The OECD warned this past week the combination of feeble growth, high unemployment and super-low inflation made the sickly 18-nation single currency area the “most worrying feature” of the world economy.
The bloc’s recovery from its debt crisis has run out of steam, with growth stagnating in the second quarter.
Many agree that the main culprit is a lack of investment, which has failed to return to pre-crisis levels after declining twice as much as Japan and the United States between 2008 and 2012.
“There is a dearth of investment in Europe and this is the reason for weak growth,” said Italian Finance Minister Pier Carlo Padoan last weekend at a meeting of European Union finance ministers.
The European Central Bank has taken to the barricades to reverse the trend, cutting rates and launching schemes to pump liquidity into the economy to encourage banks to lend to households and companies.
But so far this unprecedented effort by the ECB is proving a disappointment, with private banks skittish to take on more risk in the uncertain environment.
Another potential saviour often cited is the European Investment Bank, a little-known EU institution sometimes described by hopeful officials as a “sleeping beauty” that holds back on its true lending potential.

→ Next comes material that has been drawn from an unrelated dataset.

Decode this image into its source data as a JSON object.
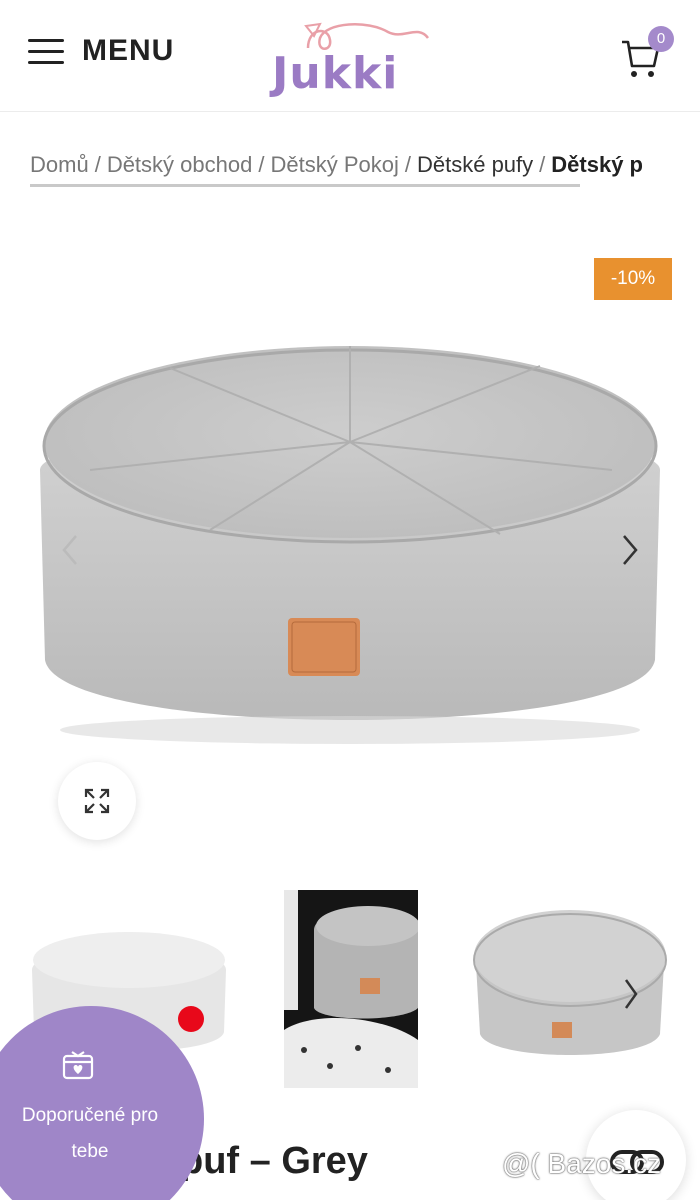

Based in Luxembourg, the bank is the key component of an ambitious plan by incoming European Commission head Jean-Claude Juncker to invest 300 billion euros ($390 billion) over the next five years.
The EIB and Commission are now drawing up concrete proposals, which should be available in November, timed to coincide with Juncker’s official taking of office.
But the bank’s director, former German European affairs minister Werner Hoyer, has sought to lower expectations about the impact of the programme.
“The EIB is no magic wand,” said economist Fredrik Erixon, director of the Brussels-based European Centre for International Political Economy.
“It’s not that the EIB is sitting on a big pile of cash.”
The EIB works with member states and other European institutions to finance projects that further Brussels’ ambitions, with a marked emphasis on lending to companies rather than the state.
“It’s important that public investment does not crowd out private investment,” a European official told AFP, describing the EIB’s strategy.